Филя никогда не успевал проснуться, открыть глаза и возразить, — вот и в этот раз сестра стала дёргать его за уши и напевать идиотскую песенку:

— Трам — та-ра-ра, трам- та-ра-ра, утро пришло, умываться пора!

В принципе, Верка ему нравилась.

О том, что у него есть старшая сестра, Филя узнал уже в Киеве. Он не стал выспрашивать у мамы и папы — что да почему, — а просто обрадовался тому, что теперь он никогда не оставался в одиночестве. Верка была на восемь лет старше и обращалась с ним как с большой игрушкой, подаренной ей ко дню рождения. Тем более, что так и было — несмотря на разницу в восемь лет, день рождения у них оказался в один и тот же день, 17 ноября.

Сестре было поручено ухаживать за младшим братом вначале частично, но груз родительских забот по устройству на новом месте был настолько велик, что вскоре на её тринадцатилетние плечи нагрузили младшенького почти целиком. Наверное это было утомительно: поднимать его утром, ещё до школы успевать сдать в детский садик, забирать после школы и, вперемежку с уроками, переодевать, кормить, играть с ним, воспитывать, ссориться, мириться и даже на улицу, к подружкам, таскать за собой уже здорового оболтуса. Однако Верка делала всё это легко, весело и быстро, она была шустрой, подвижной, шумной и совершенно безапелляционной. Её приказы приходилось исполнять быстро и точно, потому что времени на споры и уговоры у неё не было, и, в отличие от мамы, она не старалась убедить брательника в пользе манной каши, а просто давала ему подзатыльник и каша проскакивала вглубь организма.

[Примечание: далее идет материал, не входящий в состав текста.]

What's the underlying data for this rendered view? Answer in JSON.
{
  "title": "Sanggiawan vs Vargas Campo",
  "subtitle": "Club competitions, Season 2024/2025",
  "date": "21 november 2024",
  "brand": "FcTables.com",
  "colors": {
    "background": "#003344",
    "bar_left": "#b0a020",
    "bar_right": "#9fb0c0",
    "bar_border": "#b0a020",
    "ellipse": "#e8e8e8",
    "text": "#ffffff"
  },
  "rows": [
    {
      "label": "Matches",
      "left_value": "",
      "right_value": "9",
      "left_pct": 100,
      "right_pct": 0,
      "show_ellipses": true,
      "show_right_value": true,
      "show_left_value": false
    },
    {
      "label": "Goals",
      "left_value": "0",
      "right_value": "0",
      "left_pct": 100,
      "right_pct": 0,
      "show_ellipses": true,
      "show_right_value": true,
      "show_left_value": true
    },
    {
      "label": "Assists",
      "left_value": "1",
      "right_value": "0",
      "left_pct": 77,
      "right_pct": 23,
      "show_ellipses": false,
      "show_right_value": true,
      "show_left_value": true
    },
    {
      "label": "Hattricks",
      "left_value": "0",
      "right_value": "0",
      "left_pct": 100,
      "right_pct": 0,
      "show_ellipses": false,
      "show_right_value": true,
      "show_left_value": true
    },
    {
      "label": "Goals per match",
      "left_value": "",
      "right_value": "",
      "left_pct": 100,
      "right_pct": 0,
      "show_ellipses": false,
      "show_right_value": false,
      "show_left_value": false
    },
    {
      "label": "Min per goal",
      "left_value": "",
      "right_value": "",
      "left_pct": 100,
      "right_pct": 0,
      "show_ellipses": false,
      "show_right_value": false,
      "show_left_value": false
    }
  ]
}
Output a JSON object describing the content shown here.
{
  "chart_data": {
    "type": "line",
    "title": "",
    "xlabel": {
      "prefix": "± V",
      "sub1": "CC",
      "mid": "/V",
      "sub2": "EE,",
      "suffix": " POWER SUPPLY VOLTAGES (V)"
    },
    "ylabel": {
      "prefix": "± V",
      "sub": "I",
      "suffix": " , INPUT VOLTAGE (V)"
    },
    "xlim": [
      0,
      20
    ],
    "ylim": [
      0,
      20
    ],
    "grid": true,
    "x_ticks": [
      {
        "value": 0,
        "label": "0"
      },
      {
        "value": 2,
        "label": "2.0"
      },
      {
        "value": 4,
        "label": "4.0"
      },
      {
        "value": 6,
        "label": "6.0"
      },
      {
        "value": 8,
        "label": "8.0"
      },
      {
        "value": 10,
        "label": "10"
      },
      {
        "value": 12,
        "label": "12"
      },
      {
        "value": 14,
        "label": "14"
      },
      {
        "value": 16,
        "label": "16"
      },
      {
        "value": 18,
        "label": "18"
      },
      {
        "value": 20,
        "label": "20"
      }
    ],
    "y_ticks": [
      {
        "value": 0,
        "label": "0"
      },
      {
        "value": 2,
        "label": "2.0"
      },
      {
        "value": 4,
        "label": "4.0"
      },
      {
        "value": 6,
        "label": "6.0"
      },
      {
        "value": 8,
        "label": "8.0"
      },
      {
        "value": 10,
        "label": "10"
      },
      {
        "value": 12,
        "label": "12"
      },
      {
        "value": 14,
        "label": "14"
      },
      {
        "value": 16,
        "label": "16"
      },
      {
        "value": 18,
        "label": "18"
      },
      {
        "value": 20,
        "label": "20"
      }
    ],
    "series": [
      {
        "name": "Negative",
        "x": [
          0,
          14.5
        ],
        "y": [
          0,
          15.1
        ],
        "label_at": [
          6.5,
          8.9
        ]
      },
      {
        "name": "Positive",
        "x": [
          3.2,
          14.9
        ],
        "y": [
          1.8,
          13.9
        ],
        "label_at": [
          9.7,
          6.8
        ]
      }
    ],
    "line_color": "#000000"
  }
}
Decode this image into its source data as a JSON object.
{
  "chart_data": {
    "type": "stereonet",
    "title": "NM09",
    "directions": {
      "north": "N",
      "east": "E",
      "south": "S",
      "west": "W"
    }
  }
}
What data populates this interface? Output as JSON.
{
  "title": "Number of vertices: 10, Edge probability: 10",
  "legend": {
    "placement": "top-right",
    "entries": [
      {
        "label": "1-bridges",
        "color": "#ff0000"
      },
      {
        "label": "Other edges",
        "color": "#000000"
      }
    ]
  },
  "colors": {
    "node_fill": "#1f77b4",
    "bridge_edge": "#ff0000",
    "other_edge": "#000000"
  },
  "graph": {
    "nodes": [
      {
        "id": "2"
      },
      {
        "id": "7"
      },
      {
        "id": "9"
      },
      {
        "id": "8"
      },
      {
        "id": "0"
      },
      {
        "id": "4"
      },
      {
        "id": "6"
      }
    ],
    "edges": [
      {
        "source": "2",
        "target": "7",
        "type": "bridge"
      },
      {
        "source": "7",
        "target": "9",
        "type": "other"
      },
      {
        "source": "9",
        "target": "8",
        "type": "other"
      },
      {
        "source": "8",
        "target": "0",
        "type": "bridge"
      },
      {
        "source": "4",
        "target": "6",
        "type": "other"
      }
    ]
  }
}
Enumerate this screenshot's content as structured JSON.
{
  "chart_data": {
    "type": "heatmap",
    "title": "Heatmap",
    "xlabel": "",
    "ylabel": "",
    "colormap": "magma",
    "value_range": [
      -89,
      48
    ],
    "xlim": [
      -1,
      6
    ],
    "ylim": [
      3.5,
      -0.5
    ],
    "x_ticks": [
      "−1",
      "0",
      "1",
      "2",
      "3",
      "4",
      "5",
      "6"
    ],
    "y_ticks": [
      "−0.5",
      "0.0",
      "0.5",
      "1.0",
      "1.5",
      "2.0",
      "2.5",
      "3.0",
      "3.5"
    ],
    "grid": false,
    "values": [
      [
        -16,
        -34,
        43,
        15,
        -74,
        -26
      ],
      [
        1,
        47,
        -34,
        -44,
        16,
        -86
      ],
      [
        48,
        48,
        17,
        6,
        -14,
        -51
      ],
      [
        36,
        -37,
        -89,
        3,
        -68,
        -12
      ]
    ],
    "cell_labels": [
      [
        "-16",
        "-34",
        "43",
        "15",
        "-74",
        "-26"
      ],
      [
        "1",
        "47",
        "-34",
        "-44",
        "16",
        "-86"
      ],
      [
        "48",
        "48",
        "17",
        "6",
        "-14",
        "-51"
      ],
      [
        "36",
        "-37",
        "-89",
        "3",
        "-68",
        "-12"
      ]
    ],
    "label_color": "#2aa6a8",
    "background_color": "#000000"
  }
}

Манную кашу Филька ненавидел всем своим существом.

В садике её давали каждый день, и пока воспитательнице удавалось рассадить по столикам всю галдящую, блеющую, плачущую и смеющуюся ораву, каша успевала остыть и превращалась в холодную кускообразную мерзкую массу, покрытую сверху тонкой плёнкой. Проглотить эту гадость было невозможно, и Филя с ненавистью выплёвывал её обратно в тарелку, за что толстая повариха больно щипала его за руку и гудела утробным голосом: «У, циганча! Гiвна тобi, щоб не плювався!"

Столовая была местом пыток и ужасов.

Каждое утро там приходилось выпивать ложку рыбьего жира, после чего даже вкусный омлет казался отвратительным. Запах кипящего в огромных алюминиевых кастрюлях борща смешивался с едким запахом хлорки. В столовой регулярно мыли полы и протирали столы, по Филькиному соображению, одними и теми же вонючими тряпками. От объявления голодовки спасал только гороховый суп с ржаными сухариками и вкусный вишнёвый компот.